Le président de la Chambre d'agriculture d’Alsace Laurent Wendlinger a rappelé lors de l’inauguration, la chance pour l’agriculture d’être présente aux journées d’octobre pour notamment expliquer ses métiers dans cette période économique difficile. « 2016 est une année préoccupante pour la quasi-totalité de nos filières. Aux difficultés économiques, s’ajoutent une météo compliquée et une asphyxie administrative avec des normes franco-françaises toujours plus contraignantes. Nous sommes au bord de l’overdose normative. Pour autant, nous menons des politiques dynamiques pour trouver des solutions pour sauver le plus grand nombre d’exploitations. Nous sommes ici aux journées d’octobre pour montrer notre savoir-faire et pour communiquer auprès du grand public.

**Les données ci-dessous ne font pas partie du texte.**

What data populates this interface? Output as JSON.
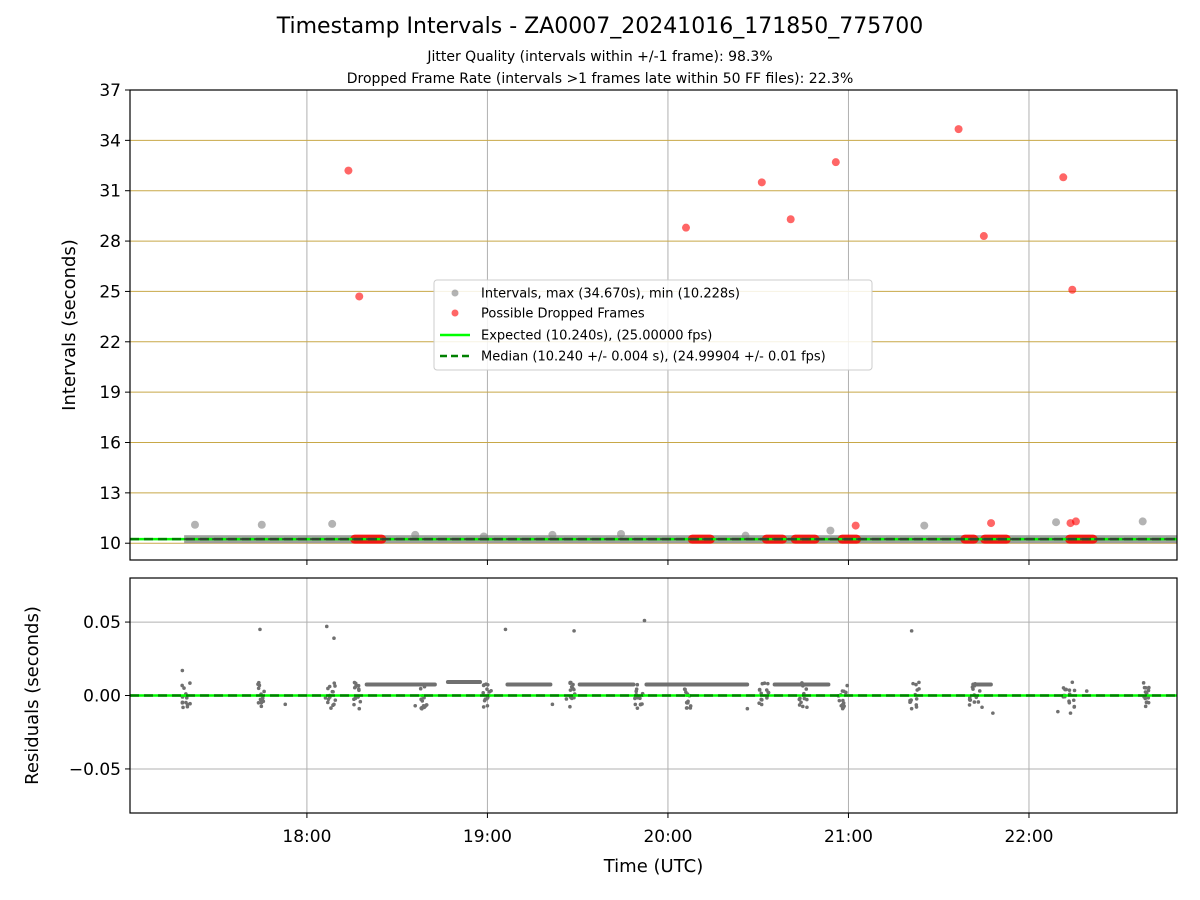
{
  "title": "Timestamp Intervals - ZA0007_20241016_171850_775700",
  "subtitle_jitter": "Jitter Quality (intervals within +/-1 frame): 98.3%",
  "subtitle_dropped": "Dropped Frame Rate (intervals >1 frames late within 50 FF files): 22.3%",
  "colors": {
    "intervals": "#808080",
    "dropped": "#ff0000",
    "expected": "#00ff00",
    "median": "#008000",
    "residuals": "#707070",
    "hgrid_top": "#c8a848",
    "grid": "#b0b0b0"
  },
  "chart_data": [
    {
      "type": "scatter",
      "panel": "intervals",
      "ylabel": "Intervals (seconds)",
      "ylim": [
        9.0,
        37.0
      ],
      "yticks": [
        10,
        13,
        16,
        19,
        22,
        25,
        28,
        31,
        34,
        37
      ],
      "ytick_labels": [
        "10",
        "13",
        "16",
        "19",
        "22",
        "25",
        "28",
        "31",
        "34",
        "37"
      ],
      "xlim_hours": [
        17.02,
        22.82
      ],
      "xticks_hours": [
        18,
        19,
        20,
        21,
        22
      ],
      "xtick_labels": [
        "18:00",
        "19:00",
        "20:00",
        "21:00",
        "22:00"
      ],
      "grid": "on",
      "legend_position": "center",
      "legend": [
        "Intervals, max (34.670s), min (10.228s)",
        "Possible Dropped Frames",
        "Expected (10.240s), (25.00000 fps)",
        "Median (10.240 +/- 0.004 s), (24.99904 +/- 0.01 fps)"
      ],
      "expected_value": 10.24,
      "median_value": 10.24,
      "series": [
        {
          "name": "Intervals, max (34.670s), min (10.228s)",
          "baseline": {
            "x_start": 17.32,
            "x_end": 22.82,
            "y": 10.24
          },
          "points": [
            {
              "x": 17.38,
              "y": 11.1
            },
            {
              "x": 17.75,
              "y": 11.1
            },
            {
              "x": 18.14,
              "y": 11.15
            },
            {
              "x": 18.6,
              "y": 10.5
            },
            {
              "x": 18.98,
              "y": 10.4
            },
            {
              "x": 19.36,
              "y": 10.5
            },
            {
              "x": 19.74,
              "y": 10.55
            },
            {
              "x": 20.43,
              "y": 10.45
            },
            {
              "x": 20.9,
              "y": 10.75
            },
            {
              "x": 21.42,
              "y": 11.05
            },
            {
              "x": 22.15,
              "y": 11.25
            },
            {
              "x": 22.63,
              "y": 11.3
            }
          ]
        },
        {
          "name": "Possible Dropped Frames",
          "points": [
            {
              "x": 18.23,
              "y": 32.2
            },
            {
              "x": 18.29,
              "y": 24.7
            },
            {
              "x": 20.1,
              "y": 28.8
            },
            {
              "x": 20.52,
              "y": 31.5
            },
            {
              "x": 20.68,
              "y": 29.3
            },
            {
              "x": 20.93,
              "y": 32.7
            },
            {
              "x": 21.04,
              "y": 11.05
            },
            {
              "x": 21.61,
              "y": 34.67
            },
            {
              "x": 21.75,
              "y": 28.3
            },
            {
              "x": 21.79,
              "y": 11.2
            },
            {
              "x": 22.19,
              "y": 31.8
            },
            {
              "x": 22.24,
              "y": 25.1
            },
            {
              "x": 22.23,
              "y": 11.2
            },
            {
              "x": 22.26,
              "y": 11.3
            }
          ],
          "clusters": [
            {
              "x_start": 18.24,
              "x_end": 18.44,
              "y": 10.24
            },
            {
              "x_start": 20.11,
              "x_end": 20.26,
              "y": 10.24
            },
            {
              "x_start": 20.52,
              "x_end": 20.66,
              "y": 10.24
            },
            {
              "x_start": 20.68,
              "x_end": 20.84,
              "y": 10.24
            },
            {
              "x_start": 20.94,
              "x_end": 21.07,
              "y": 10.24
            },
            {
              "x_start": 21.62,
              "x_end": 21.72,
              "y": 10.24
            },
            {
              "x_start": 21.73,
              "x_end": 21.9,
              "y": 10.24
            },
            {
              "x_start": 22.2,
              "x_end": 22.38,
              "y": 10.24
            }
          ]
        }
      ]
    },
    {
      "type": "scatter",
      "panel": "residuals",
      "xlabel": "Time (UTC)",
      "ylabel": "Residuals (seconds)",
      "ylim": [
        -0.08,
        0.08
      ],
      "yticks": [
        0.05,
        0.0,
        -0.05
      ],
      "ytick_labels": [
        "0.05",
        "0.00",
        "−0.05"
      ],
      "xlim_hours": [
        17.02,
        22.82
      ],
      "xticks_hours": [
        18,
        19,
        20,
        21,
        22
      ],
      "xtick_labels": [
        "18:00",
        "19:00",
        "20:00",
        "21:00",
        "22:00"
      ],
      "grid": "on",
      "zero_line": 0.0,
      "bands": [
        {
          "x_start": 18.32,
          "x_end": 18.72,
          "y": 0.0075
        },
        {
          "x_start": 18.77,
          "x_end": 18.97,
          "y": 0.0092
        },
        {
          "x_start": 19.1,
          "x_end": 19.36,
          "y": 0.0075
        },
        {
          "x_start": 19.5,
          "x_end": 19.82,
          "y": 0.0075
        },
        {
          "x_start": 19.87,
          "x_end": 20.45,
          "y": 0.0075
        },
        {
          "x_start": 20.58,
          "x_end": 20.9,
          "y": 0.0075
        },
        {
          "x_start": 21.68,
          "x_end": 21.8,
          "y": 0.0075
        }
      ],
      "outliers": [
        {
          "x": 17.74,
          "y": 0.045
        },
        {
          "x": 18.11,
          "y": 0.047
        },
        {
          "x": 18.15,
          "y": 0.039
        },
        {
          "x": 19.1,
          "y": 0.045
        },
        {
          "x": 19.48,
          "y": 0.044
        },
        {
          "x": 19.87,
          "y": 0.051
        },
        {
          "x": 21.35,
          "y": 0.044
        },
        {
          "x": 17.31,
          "y": 0.017
        },
        {
          "x": 17.31,
          "y": -0.005
        },
        {
          "x": 17.88,
          "y": -0.006
        },
        {
          "x": 18.15,
          "y": -0.006
        },
        {
          "x": 18.29,
          "y": -0.009
        },
        {
          "x": 18.6,
          "y": -0.007
        },
        {
          "x": 19.0,
          "y": -0.007
        },
        {
          "x": 19.36,
          "y": -0.006
        },
        {
          "x": 20.11,
          "y": -0.005
        },
        {
          "x": 20.44,
          "y": -0.009
        },
        {
          "x": 20.77,
          "y": -0.008
        },
        {
          "x": 20.96,
          "y": -0.007
        },
        {
          "x": 21.74,
          "y": -0.008
        },
        {
          "x": 21.8,
          "y": -0.012
        },
        {
          "x": 22.16,
          "y": -0.011
        },
        {
          "x": 22.23,
          "y": -0.012
        },
        {
          "x": 22.24,
          "y": 0.009
        },
        {
          "x": 22.2,
          "y": 0.004
        },
        {
          "x": 22.32,
          "y": 0.003
        }
      ],
      "clusters": [
        {
          "x_center": 17.33,
          "spread": 0.05
        },
        {
          "x_center": 17.75,
          "spread": 0.05
        },
        {
          "x_center": 18.13,
          "spread": 0.06
        },
        {
          "x_center": 18.28,
          "spread": 0.04
        },
        {
          "x_center": 18.65,
          "spread": 0.04
        },
        {
          "x_center": 19.0,
          "spread": 0.05
        },
        {
          "x_center": 19.46,
          "spread": 0.05
        },
        {
          "x_center": 19.84,
          "spread": 0.05
        },
        {
          "x_center": 20.11,
          "spread": 0.04
        },
        {
          "x_center": 20.53,
          "spread": 0.06
        },
        {
          "x_center": 20.75,
          "spread": 0.05
        },
        {
          "x_center": 20.97,
          "spread": 0.05
        },
        {
          "x_center": 21.37,
          "spread": 0.06
        },
        {
          "x_center": 21.7,
          "spread": 0.07
        },
        {
          "x_center": 22.23,
          "spread": 0.08
        },
        {
          "x_center": 22.65,
          "spread": 0.03
        }
      ]
    }
  ]
}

Cette année, nous valorisons le monde du paysage et des paysagistes et les formations y afférentes avec nos lycées de Wintzenheim et Rouffach qui proposent une filière paysage allant du CAP au BTS. Ils représentent l’avenir car les entreprises du paysage sont une véritable richesse économique pour notre région ». Et de saluer l’action de l’interprofession des fruits et légumes d’Alsace et de Flhoreal qui, cette année encore, sont présentes aux journées d’octobre. Laurent Wendlinger a également rappelé que « les JO ont toujours été la rencontre de la ville et de la campagne, des producteurs et des consommateurs, des commerçants et de leurs clients ». Et de conclure en rendant hommage à Patrick Stehlin qui, en tant que directeur de la fédération des coopératives, a toujours œuvré pour promouvoir « cette Alsace authentique, notamment ici à Mulhouse, aux journées d’octobre ».